Adding the VEGF-inhibitor bevacizumab to a popular chemotherapy combination for mesothelioma does not appear to prolong survival after all.
Scientists at 11 of the nation’s top cancer centers have reached that conclusion after a double-blind, randomized, placebo-controlled test of the combination. Vascular Endothelial Growth Factors (VEGF) are signal proteins produced by cells that play an important role in the formation of blood vessels and in cell growth and division. Some VEGF-inhibitors have shown activity against malignant mesothelioma in preclinical models. Bevacizumab is a popular VEGF-inhibitor.
The theory behind the multi-center clinical trial was that adding bevacizumab to the mesothelioma combination of gemcitabine and cisplatin would boost the effectiveness of the drugs and prolong survival. Mesothelioma, an aggressive cancer caused by exposure to asbestos, is highly resistant to conventional treatments. One hundred and fifteen patients were enrolled in the study. To be eligible to participate, they had to have unresectable mesothelioma and an Eastern Cooperative Oncology Group performance status of 0 to 1. They could have no thrombosis, bleeding or major blood vessel invasion.
The mesothelioma patients received 1,250 mg of gemcitabine on days 1 and 8 and every 21 days, 75 mg of cisplatin every 21 days, and 15 mg of bevacizumab or placebo every 21 days for six cycles. After that, they received bevacizumab or placebo every 21 days until the mesothelioma progressed.

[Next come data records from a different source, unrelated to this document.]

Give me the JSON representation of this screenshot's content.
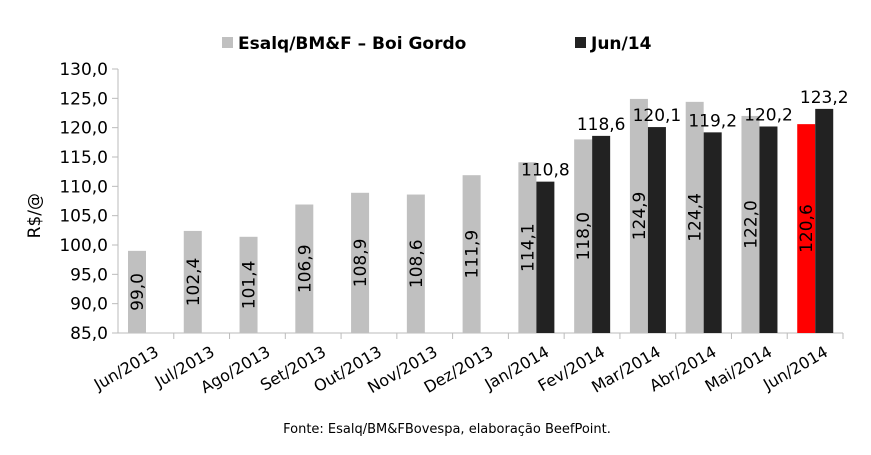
{
  "chart_data": {
    "type": "bar",
    "ylabel": "R$/@",
    "ylim": [
      85,
      130
    ],
    "yticks": [
      "85,0",
      "90,0",
      "95,0",
      "100,0",
      "105,0",
      "110,0",
      "115,0",
      "120,0",
      "125,0",
      "130,0"
    ],
    "categories": [
      "Jun/2013",
      "Jul/2013",
      "Ago/2013",
      "Set/2013",
      "Out/2013",
      "Nov/2013",
      "Dez/2013",
      "Jan/2014",
      "Fev/2014",
      "Mar/2014",
      "Abr/2014",
      "Mai/2014",
      "Jun/2014"
    ],
    "series": [
      {
        "name": "Esalq/BM&F – Boi Gordo",
        "color": "#c0c0c0",
        "highlight_last": "#ff0000",
        "values": [
          99.0,
          102.4,
          101.4,
          106.9,
          108.9,
          108.6,
          111.9,
          114.1,
          118.0,
          124.9,
          124.4,
          122.0,
          120.6
        ],
        "labels": [
          "99,0",
          "102,4",
          "101,4",
          "106,9",
          "108,9",
          "108,6",
          "111,9",
          "114,1",
          "118,0",
          "124,9",
          "124,4",
          "122,0",
          "120,6"
        ]
      },
      {
        "name": "Jun/14",
        "color": "#222222",
        "values": [
          null,
          null,
          null,
          null,
          null,
          null,
          null,
          110.8,
          118.6,
          120.1,
          119.2,
          120.2,
          123.2
        ],
        "labels": [
          null,
          null,
          null,
          null,
          null,
          null,
          null,
          "110,8",
          "118,6",
          "120,1",
          "119,2",
          "120,2",
          "123,2"
        ]
      }
    ],
    "legend_position": "top",
    "grid": false,
    "footnote": "Fonte:  Esalq/BM&FBovespa,  elaboração  BeefPoint."
  }
}
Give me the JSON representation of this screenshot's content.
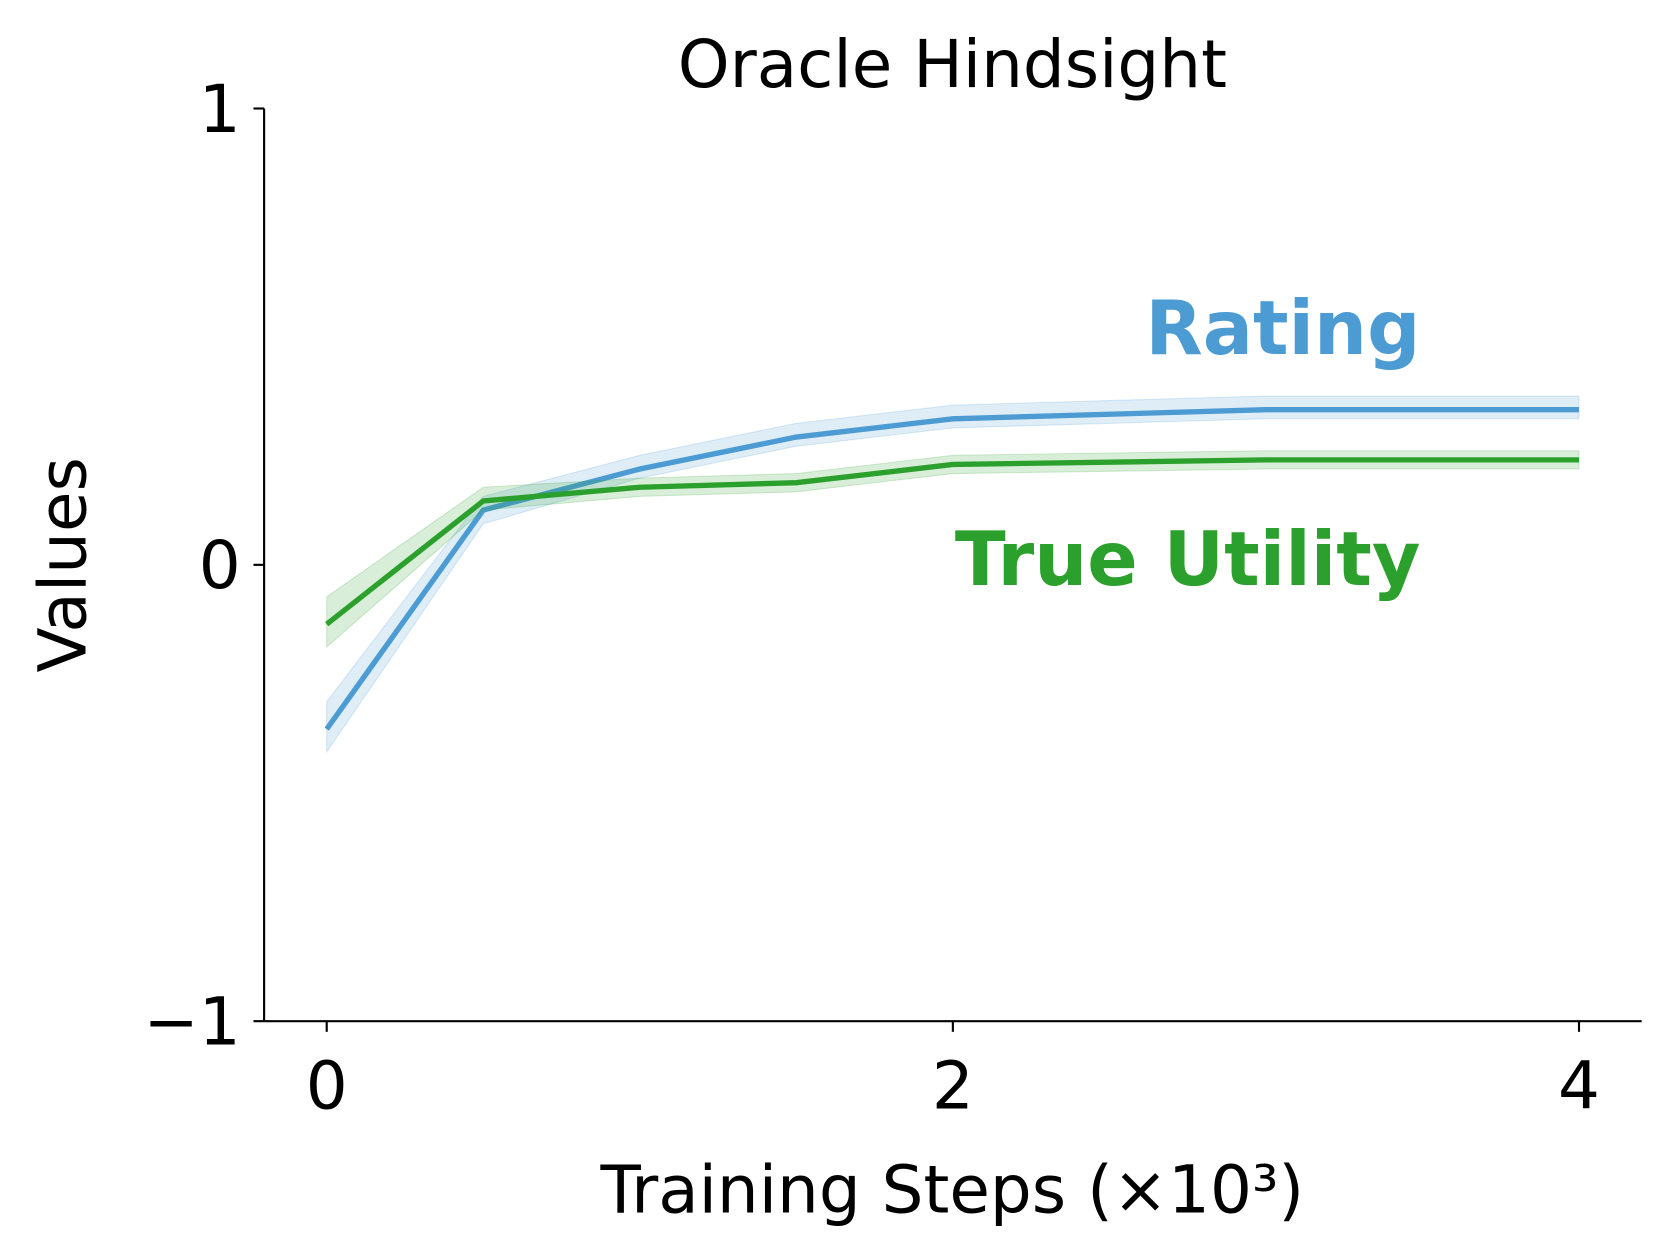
{
  "chart_data": {
    "type": "line",
    "title": "Oracle Hindsight",
    "x_label": "Training Steps (×10³)",
    "y_label": "Values",
    "x": [
      0,
      0.5,
      1,
      1.5,
      2,
      3,
      4
    ],
    "series": [
      {
        "name": "Rating",
        "color": "#4c9bd3",
        "values": [
          -0.36,
          0.12,
          0.21,
          0.28,
          0.32,
          0.34,
          0.34
        ],
        "lower": [
          -0.41,
          0.09,
          0.19,
          0.26,
          0.3,
          0.32,
          0.32
        ],
        "upper": [
          -0.3,
          0.15,
          0.24,
          0.31,
          0.35,
          0.37,
          0.37
        ]
      },
      {
        "name": "True Utility",
        "color": "#2ca02c",
        "values": [
          -0.13,
          0.14,
          0.17,
          0.18,
          0.22,
          0.23,
          0.23
        ],
        "lower": [
          -0.18,
          0.12,
          0.15,
          0.16,
          0.2,
          0.21,
          0.21
        ],
        "upper": [
          -0.07,
          0.17,
          0.19,
          0.2,
          0.24,
          0.25,
          0.25
        ]
      }
    ],
    "xlim": [
      -0.2,
      4.2
    ],
    "ylim": [
      -1,
      1
    ],
    "xticks": [
      0,
      2,
      4
    ],
    "yticks": [
      {
        "value": -1,
        "label": "−1"
      },
      0,
      1
    ]
  }
}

The results were disappointing. Patients on the bevacizumab experienced progression of their mesothelioma in 6.9 months, while those on placebo progressed in 6 months. Median overall survival times were 15.6 months for the bevacizumab group and 14.7 for placebo. In mesothelioma patients with the highest plasma concentrations of VEGF, the time to progression of their disease was shorter, regardless of which track they were on. There were no statistically significant differences in toxicity between bevacizumab and placebo.
Although there was a slight difference in the two groups, it was not enough to be considered “statistically significant.” In summarizing their results, the researchers concluded, “The addition of bevacizumab to gemcitabine/cisplatin did not significantly improve progression free survival or overall survival in patients with advanced malignant mesothelioma.”